Consolidation and Rest
Learning involves a two-stage process: focus and rest, with the latter being crucial for consolidation. Frequent breaks during intense learning significantly enhance retention, allowing the brain to replay information at an accelerated pace. Additionally, practices like non-sleep deep rest (NSDR) and sufficient sleep are essential for maximizing learning outcomes and reinforcing what has been learned.
Long-term Learning Strategies
In the technological age, we’ve overlooked the necessity of rest for optimal learning, akin to how soil must recover to maintain fertility. Instead of comparing yourself to others, focus on personal growth, and remember that learning must be embraced with patience, as it follows a natural rhythm. Techniques that prioritize performance over criticism and allow for adequate time can lead to transformative results.
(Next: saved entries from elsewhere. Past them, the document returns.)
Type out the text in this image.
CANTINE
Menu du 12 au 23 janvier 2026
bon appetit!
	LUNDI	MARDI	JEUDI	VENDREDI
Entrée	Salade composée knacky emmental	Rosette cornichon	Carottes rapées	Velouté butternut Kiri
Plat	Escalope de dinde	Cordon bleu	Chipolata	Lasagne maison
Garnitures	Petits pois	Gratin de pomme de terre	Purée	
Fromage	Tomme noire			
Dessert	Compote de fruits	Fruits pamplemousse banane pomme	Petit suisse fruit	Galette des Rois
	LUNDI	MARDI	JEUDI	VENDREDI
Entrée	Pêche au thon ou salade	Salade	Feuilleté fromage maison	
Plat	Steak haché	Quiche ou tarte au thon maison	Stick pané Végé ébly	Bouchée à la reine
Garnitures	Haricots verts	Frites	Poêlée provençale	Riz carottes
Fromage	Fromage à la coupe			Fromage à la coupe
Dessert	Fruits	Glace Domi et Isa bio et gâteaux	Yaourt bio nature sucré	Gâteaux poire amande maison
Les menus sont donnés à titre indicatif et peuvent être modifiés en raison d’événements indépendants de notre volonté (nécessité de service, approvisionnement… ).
FIVE international news to know
Asia’s energy crisis stings by New York Times. If you live in South Korea, the government has just asked you to take shorter showers and use the washing machine on weekends only. In Nepal, your family might be eating their dinner cold because of an acute shortage of cooking gas. And if you’re organizing a funeral in Pune, India, you can’t have a gas cremation — gas is being rationed for the living.
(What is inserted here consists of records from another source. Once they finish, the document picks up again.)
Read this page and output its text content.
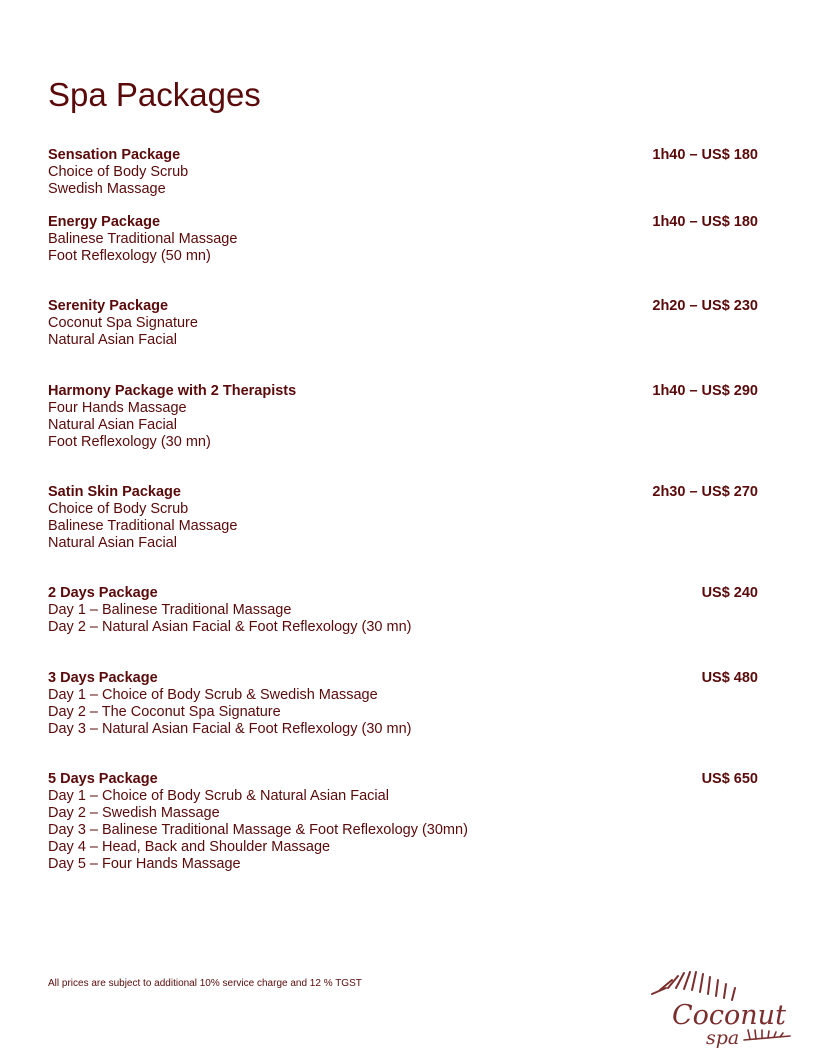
Spa Packages
Sensation Package	1h40 – US$ 180
Choice of Body Scrub
Swedish Massage
Energy Package	1h40 – US$ 180
Balinese Traditional Massage
Foot Reflexology (50 mn)
Serenity Package	2h20 – US$ 230
Coconut Spa Signature
Natural Asian Facial
Harmony Package with 2 Therapists	1h40 – US$ 290
Four Hands Massage
Natural Asian Facial
Foot Reflexology (30 mn)
Satin Skin Package	2h30 – US$ 270
Choice of Body Scrub
Balinese Traditional Massage
Natural Asian Facial
2 Days Package	US$ 240
Day 1 – Balinese Traditional Massage
Day 2 – Natural Asian Facial & Foot Reflexology (30 mn)
3 Days Package	US$ 480
Day 1 – Choice of Body Scrub & Swedish Massage
Day 2 – The Coconut Spa Signature
Day 3 – Natural Asian Facial & Foot Reflexology (30 mn)
5 Days Package	US$ 650
Day 1 – Choice of Body Scrub & Natural Asian Facial
Day 2 – Swedish Massage
Day 3 – Balinese Traditional Massage & Foot Reflexology (30mn)
Day 4 – Head, Back and Shoulder Massage
Day 5 – Four Hands Massage
All prices are subject to additional 10% service charge and 12 % TGST
Coconut
spa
The secretive billionaire owner of OnlyFans, a platform that lets creators sell erotic content directly to users, Leonid Radvinsky, has died of cancer at age 43, the company shared yesterday.
An airplane crashed at the LaGuardia Airport in New York. It was a collision as the airplane hit a fire truck that was crossing the runway. Investigators Focus on Potential Overlapping Failures in LaGuardia Crash.
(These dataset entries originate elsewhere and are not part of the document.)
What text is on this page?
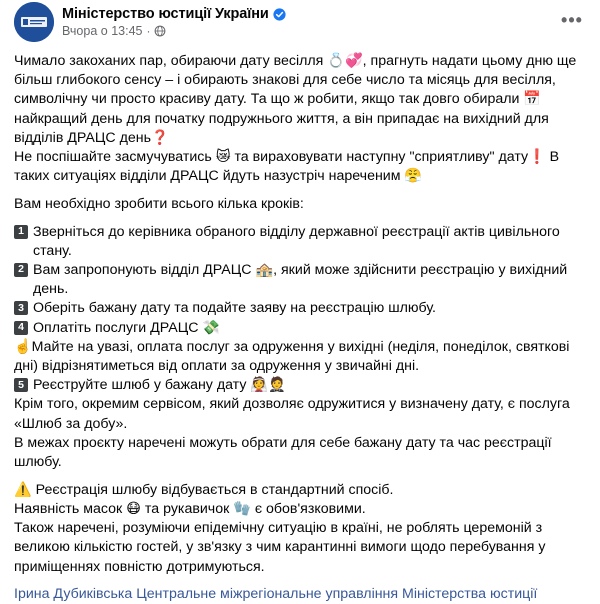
Міністерство юстиції України
Вчора о 13:45 ·
•••

Чимало закоханих пар, обираючи дату весілля 💍💞, прагнуть надати цьому дню ще більш глибокого сенсу – і обирають знакові для себе число та місяць для весілля, символічну чи просто красиву дату. Та що ж робити, якщо так довго обирали 📅 найкращий день для початку подружнього життя, а він припадає на вихідний для відділів ДРАЦС день❓

Не поспішайте засмучуватись 😿 та вираховувати наступну "сприятливу" дату❗ В таких ситуаціях відділи ДРАЦС йдуть назустріч нареченим 😤

Вам необхідно зробити всього кілька кроків:

1 Зверніться до керівника обраного відділу державної реєстрації актів цивільного стану.
2 Вам запропонують відділ ДРАЦС 🏤, який може здійснити реєстрацію у вихідний день.
3 Оберіть бажану дату та подайте заяву на реєстрацію шлюбу.
4 Оплатіть послуги ДРАЦС 💸

☝️Майте на увазі, оплата послуг за одруження у вихідні (неділя, понеділок, святкові дні) відрізнятиметься від оплати за одруження у звичайні дні.

5 Реєструйте шлюб у бажану дату 👰🤵

Крім того, окремим сервісом, який дозволяє одружитися у визначену дату, є послуга «Шлюб за добу».

В межах проєкту наречені можуть обрати для себе бажану дату та час реєстрації шлюбу.

⚠️ Реєстрація шлюбу відбувається в стандартний спосіб.

Наявність масок 😷 та рукавичок 🧤 є обов'язковими.

Також наречені, розуміючи епідемічну ситуацію в країні, не роблять церемоній з великою кількістю гостей, у зв'язку з чим карантинні вимоги щодо перебування у приміщеннях повністю дотримуються.

Ірина Дубиківська Центральне міжрегіональне управління Міністерства юстиції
News on the Iran war. US troop deployment: Around 1,000 US soldiers with the Army’s 82nd Airborne Division are expected to deploy in coming days to the Middle East, adding to the growing military firepower in the region as the Trump administration touts talks with Iran to end the conflict. Iran’s military rejects Trump’s talk of negotiation, Israel and Iran launch airstrikes by Reuters.
SEVEN English words to learn for the week
I recommend visiting Merriam-Webster Dictionary to understand each word better and find more examples.
reparation: the act of making amends, offering expiation, or giving satisfaction for a wrong or injury. Example: They’ve offered no apologies and seem to have no thoughts of reparation. She says she’s sorry and wants to make reparations.
explicit: fully revealed or expressed without vagueness, implication or ambiguity. Example: In some cases, the role of sporting director is focused on the long-term, but Berta was explicit about coming to Arsenal to work closely with Arteta, to win, and to do so immediately.
clout chaser: A “clout chaser” is a derogatory term for someone who desperately seeks fame, attention, or social media popularity.
publicity stunt: A publicity stunt is a planned, often theatrical event designed to generate media coverage and public attention for a person, brand, or cause.
cuckold/cuck: A cuckold is a man whose wife has committed adultery, a term with deep historical roots often implying mockery of the husband as a fool.
kardashians: The Kardashians are an American-Armenian family renowned for their massive influence on pop culture, fashion, and social media, largely through reality TV shows like Keeping Up with the Kardashians.
potent: having or wielding force, authority, or influence. Example: My secondary goal is to show you that, even if you don’t think you’re a “creative person,” you can enter an incredibly enjoyable state of consciousness. Similar to the flow state, but potentially more potent.